Image from Amazom
When I saw that the New York Times named The Warmth of Other Suns-The Epic Story of America's Great Migration as the BEST NONFICTION OF ALL TIME and that it was on Time's BEST NONFICTION BOOKS OF THE DECADE list, I went in search of a digital copy at my local library.
This 622 page book, published in 2010, was quite absorbing, but even so I was unable to finish reading it before my library loan expired and I bought a copy through Amazon so that I could read the last 100 pages. I think it is the first time that I have ever done that, but I couldn't wait for my turn at the library copy to come around again.
This Pulitzer Prize winning biography , a debut book written by Isabel Wilkerson, is a remarkable account of an unrecognized migration in the United States that took place from 1915 to 1970 as 6 million southern blacks, or likely more, left the south on perilous journeys to areas in the urban north and west, looking for a better life. The migrants left behind, family, friends, hometowns and memories and changed their new cities with their faith, culture and southern food. The pattern of the migration was determined by the train routes that were available to the people were brave enough to leave.
The historical detail of the book was throughly researched and tells the story of the migration through the lives of 3 different people, Ida Mae Gladney, who left sharecropping in Mississippi and settled in Chicago, George Starling who fled the citrus groves in Florida looking for a job in New Your city and became a railway porter, working on trains that carried him back into the south. Robert Foster, a physician who left Louisiana and drove to California, became a well known doctor and the personal physician and friend of Ray Charles.

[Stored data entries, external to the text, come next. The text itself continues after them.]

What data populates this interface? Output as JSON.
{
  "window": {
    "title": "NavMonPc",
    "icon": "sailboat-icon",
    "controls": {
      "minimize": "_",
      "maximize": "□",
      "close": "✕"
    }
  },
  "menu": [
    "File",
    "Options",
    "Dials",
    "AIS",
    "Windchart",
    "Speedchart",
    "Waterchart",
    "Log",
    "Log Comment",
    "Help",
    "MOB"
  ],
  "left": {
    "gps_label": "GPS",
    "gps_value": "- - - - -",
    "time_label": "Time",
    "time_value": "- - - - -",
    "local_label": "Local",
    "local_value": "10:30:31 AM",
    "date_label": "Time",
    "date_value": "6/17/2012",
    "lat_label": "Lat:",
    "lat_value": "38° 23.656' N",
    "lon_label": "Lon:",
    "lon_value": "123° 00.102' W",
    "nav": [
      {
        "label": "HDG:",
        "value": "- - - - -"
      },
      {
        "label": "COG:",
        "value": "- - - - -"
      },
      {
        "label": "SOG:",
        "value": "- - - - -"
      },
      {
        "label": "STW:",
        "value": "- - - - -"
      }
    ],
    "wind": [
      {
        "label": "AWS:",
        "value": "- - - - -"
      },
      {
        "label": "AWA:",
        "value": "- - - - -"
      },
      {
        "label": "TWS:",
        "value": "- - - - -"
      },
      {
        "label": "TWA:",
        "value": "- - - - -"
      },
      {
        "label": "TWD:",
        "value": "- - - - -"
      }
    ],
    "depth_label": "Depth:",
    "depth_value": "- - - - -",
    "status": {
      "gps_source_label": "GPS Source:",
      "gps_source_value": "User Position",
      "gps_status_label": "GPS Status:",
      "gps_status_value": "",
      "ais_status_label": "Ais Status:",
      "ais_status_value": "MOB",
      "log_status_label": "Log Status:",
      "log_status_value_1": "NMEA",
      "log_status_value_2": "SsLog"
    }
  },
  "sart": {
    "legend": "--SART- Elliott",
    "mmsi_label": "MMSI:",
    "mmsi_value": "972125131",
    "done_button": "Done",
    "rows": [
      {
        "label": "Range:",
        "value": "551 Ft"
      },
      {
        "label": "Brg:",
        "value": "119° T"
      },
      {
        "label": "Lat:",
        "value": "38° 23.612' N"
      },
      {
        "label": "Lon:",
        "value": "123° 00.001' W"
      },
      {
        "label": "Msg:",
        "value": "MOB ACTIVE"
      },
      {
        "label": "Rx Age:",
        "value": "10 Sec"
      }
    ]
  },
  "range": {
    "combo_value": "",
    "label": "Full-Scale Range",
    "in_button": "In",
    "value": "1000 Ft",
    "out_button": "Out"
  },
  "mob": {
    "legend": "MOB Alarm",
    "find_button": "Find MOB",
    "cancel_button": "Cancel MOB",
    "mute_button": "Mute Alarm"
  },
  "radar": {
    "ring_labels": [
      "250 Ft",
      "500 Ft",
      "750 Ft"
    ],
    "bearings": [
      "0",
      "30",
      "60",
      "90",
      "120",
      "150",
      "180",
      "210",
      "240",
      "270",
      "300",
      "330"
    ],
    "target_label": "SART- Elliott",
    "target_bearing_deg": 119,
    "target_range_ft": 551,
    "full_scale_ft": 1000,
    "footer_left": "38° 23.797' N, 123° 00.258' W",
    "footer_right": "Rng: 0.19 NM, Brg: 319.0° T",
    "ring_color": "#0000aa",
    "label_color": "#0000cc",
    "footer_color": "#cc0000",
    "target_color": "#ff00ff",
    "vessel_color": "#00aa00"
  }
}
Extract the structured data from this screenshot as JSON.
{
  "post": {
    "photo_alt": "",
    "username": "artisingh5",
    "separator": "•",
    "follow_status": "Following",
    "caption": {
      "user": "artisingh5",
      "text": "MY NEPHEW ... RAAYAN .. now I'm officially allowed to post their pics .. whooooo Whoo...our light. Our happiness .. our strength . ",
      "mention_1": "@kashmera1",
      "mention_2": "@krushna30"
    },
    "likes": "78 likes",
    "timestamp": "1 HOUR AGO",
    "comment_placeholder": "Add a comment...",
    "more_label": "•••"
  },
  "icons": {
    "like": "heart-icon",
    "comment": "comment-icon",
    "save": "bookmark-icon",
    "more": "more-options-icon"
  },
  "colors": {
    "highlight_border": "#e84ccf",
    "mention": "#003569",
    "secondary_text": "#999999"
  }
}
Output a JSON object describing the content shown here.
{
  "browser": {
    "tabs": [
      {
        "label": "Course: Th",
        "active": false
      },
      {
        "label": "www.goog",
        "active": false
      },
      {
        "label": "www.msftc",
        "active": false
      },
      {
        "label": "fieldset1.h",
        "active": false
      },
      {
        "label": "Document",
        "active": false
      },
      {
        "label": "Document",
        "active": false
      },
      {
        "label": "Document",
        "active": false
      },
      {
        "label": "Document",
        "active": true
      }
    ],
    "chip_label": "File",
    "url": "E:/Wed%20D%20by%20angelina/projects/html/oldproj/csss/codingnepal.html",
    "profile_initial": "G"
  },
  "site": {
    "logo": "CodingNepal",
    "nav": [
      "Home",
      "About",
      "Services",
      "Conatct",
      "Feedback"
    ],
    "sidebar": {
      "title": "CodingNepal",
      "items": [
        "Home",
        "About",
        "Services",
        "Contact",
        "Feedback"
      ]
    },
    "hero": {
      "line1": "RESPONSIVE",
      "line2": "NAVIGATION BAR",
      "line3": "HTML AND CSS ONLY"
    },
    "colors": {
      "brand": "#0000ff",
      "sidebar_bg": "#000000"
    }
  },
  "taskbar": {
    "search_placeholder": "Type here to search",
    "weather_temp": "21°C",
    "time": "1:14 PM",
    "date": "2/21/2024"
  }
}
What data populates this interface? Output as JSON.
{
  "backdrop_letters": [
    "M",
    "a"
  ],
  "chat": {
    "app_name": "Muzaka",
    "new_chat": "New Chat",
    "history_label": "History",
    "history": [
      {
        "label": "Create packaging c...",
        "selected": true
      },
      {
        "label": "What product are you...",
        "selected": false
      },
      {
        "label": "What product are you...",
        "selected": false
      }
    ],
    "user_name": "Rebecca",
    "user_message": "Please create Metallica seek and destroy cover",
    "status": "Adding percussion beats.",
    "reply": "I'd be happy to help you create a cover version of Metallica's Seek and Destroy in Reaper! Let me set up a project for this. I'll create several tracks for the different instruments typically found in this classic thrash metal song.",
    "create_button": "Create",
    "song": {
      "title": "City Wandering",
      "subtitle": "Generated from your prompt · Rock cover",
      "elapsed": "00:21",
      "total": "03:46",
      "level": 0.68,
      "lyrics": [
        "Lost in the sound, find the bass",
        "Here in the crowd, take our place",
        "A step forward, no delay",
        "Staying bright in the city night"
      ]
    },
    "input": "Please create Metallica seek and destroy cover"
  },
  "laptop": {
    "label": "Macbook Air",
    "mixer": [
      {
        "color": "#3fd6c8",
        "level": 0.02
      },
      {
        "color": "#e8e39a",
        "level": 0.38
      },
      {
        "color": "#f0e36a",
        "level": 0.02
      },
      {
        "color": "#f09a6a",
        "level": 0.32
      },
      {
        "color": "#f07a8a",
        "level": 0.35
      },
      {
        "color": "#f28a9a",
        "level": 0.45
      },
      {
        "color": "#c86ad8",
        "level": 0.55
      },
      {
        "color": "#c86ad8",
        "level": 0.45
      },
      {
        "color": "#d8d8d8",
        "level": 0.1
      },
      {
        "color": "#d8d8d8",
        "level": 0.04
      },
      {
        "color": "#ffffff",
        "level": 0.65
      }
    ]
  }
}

They left behind the repression of the Jim Crow laws of the south to experience new forms of racism in the north. They made sacrifices and they gave hope to younger generations that they could also start better lives.
Natchez Museum of African American History and Culture. Natchez, Mississippi.
I had never considered the fact that other migrants to the US, coming from Germany, Russia, and Poland could much more easily blend into society, often changing their foreign sounding names, but for these black migrants it was much more difficult to be accepted.
The Warmth of Other Suns is beautifully written and is one of the best nonfiction books that I have ever read, and I learned unforgettable facts and was enlightened about the history of the United States.
Natchez Museum of African American History and Culture. Natchez, Missippi
The title of the book comes from black writer Richard Wright who fled Mississippi in the 1920s to feel the warmth of other Suns. He spent part of his life in Natchez and it was while visiting here that I became interested in reading his books.
The author, Isabel Wilkerson, is a daughter of the Great Migration and devoted fifteen years and interviewed 1.200 people to tell this story. Her new book, Caste:The Origins of Our Discontents has been getting great reviews. Oprah Winfrey chose Caste as her Summer 2020 pick and proclaimed it "the most essential... the most necessary-for-all-humanity book that I have chose". It will definitely go on my ToBeRead list!